Herrera expected the most from his players. He joked that he was the reason for Manzanares' arm and back issues that derailed his career just two seasons in at Gateway Community College. Manzanares, however, said Herrera brought the best out in him during a troubling time in his life.

"He was like another dad to me," Manzanares said. "He was the first person to push me harder than anyone else did. I was out of control, and he was the first one to put me in my place. I looked up to him for that. It's because of him I was even looked at to go to college. I would do anything for the guy."

Herrera went on to win two titles with Desert Ridge after Manzanares graduated. While he refused to take credit, Herrera said Manzanares and his class laid the framework and set the expectations that other players followed, which helped lead to the two state titles.

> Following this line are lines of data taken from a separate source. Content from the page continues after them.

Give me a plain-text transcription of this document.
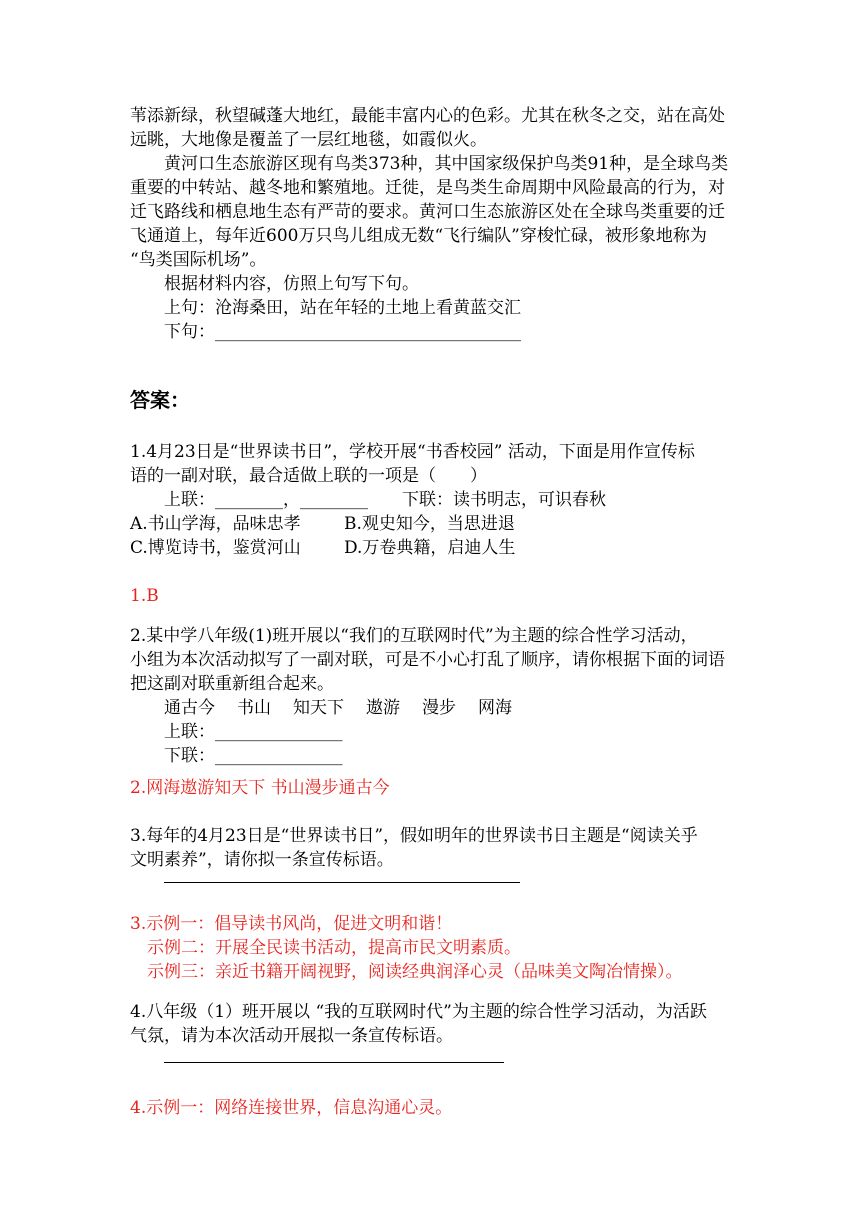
苇添新绿，秋望碱蓬大地红，最能丰富内心的色彩。尤其在秋冬之交，站在高处
远眺，大地像是覆盖了一层红地毯，如霞似火。
黄河口生态旅游区现有鸟类373种，其中国家级保护鸟类91种，是全球鸟类
重要的中转站、越冬地和繁殖地。迁徙，是鸟类生命周期中风险最高的行为，对
迁飞路线和栖息地生态有严苛的要求。黄河口生态旅游区处在全球鸟类重要的迁
飞通道上，每年近600万只鸟儿组成无数“飞行编队”穿梭忙碌，被形象地称为
“鸟类国际机场”。
根据材料内容，仿照上句写下句。
上句：沧海桑田，站在年轻的土地上看黄蓝交汇
下句：____________________________________
答案：
1.4月23日是“世界读书日”，学校开展“书香校园” 活动，下面是用作宣传标
语的一副对联，最合适做上联的一项是（　　）
上联：________，________　　下联：读书明志，可识春秋
A.书山学海，品味忠孝	B.观史知今，当思进退
C.博览诗书，鉴赏河山	D.万卷典籍，启迪人生
1.B
2.某中学八年级(1)班开展以“我们的互联网时代”为主题的综合性学习活动，
小组为本次活动拟写了一副对联，可是不小心打乱了顺序，请你根据下面的词语
把这副对联重新组合起来。
通古今 书山 知天下 遨游 漫步 网海
上联：_______________
下联：_______________
2.网海遨游知天下 书山漫步通古今
3.每年的4月23日是“世界读书日”，假如明年的世界读书日主题是“阅读关乎
文明素养”，请你拟一条宣传标语。
3.示例一：倡导读书风尚，促进文明和谐！
示例二：开展全民读书活动，提高市民文明素质。
示例三：亲近书籍开阔视野，阅读经典润泽心灵（品味美文陶冶情操）。
4.八年级（1）班开展以 “我的互联网时代”为主题的综合性学习活动，为活跃
气氛，请为本次活动开展拟一条宣传标语。
4.示例一：网络连接世界，信息沟通心灵。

But the time together was impactful, nonetheless. That's why Joseph Ponce felt it was necessary to honor the two at their annual Hall of Fame Game, which happened to fall on the day of the last game of the season. Desert Vista also happened to be the opponent.

Honoring Herrera was the main motive for Ponce. He has a tremendous amount of respect for the Desert Vista skipper. In many ways, he's been a mentor to the young coach during region meetings.

Ponce also knows how much Herrera means to the Desert Ridge community. So, honoring him alongside Manzanares was easy. It also came the same season Herrera surpassed 400 wins as a head coach.

"I want to do something to honor past players and to honor the community for welcoming me in," Ponce said. "Normally, it's a staple early in our season but playing DV at the end, it worked out well. This means something to the people on this wall. In a program like Desert Ridge, it's bigger than just me. It's the whole community."

Desert Vista beat Desert Ridge Monday night. But the win seemed to take a backseat for the special night it was for both programs.

Both made the playoffs. Desert Vista clinched a top-eight seed and home field advantage. Desert Ridge went on the road. Most importantly, more names were added to the outfield wall.

Herrera stopped short of shedding tears during the ceremony before first pitch. But he was hesitant to say he wouldn't have some tears after the game concluded.

"I fought it for a long time," Herrera said of being honored by Desert Ridge. "But it means a lot. I built this from the ground up. There was nothing here. So it really means a lot."

Manzanares said he never imagined he would be honored in such a way by his high school. But to now look out and see his name on the wall forever — especially alongside his coach and former teammates — it's special.

"We were counted out for four years," Manzanares said. "Nobody believed in what we could build here. So, to do it with Herrera, it meant the world."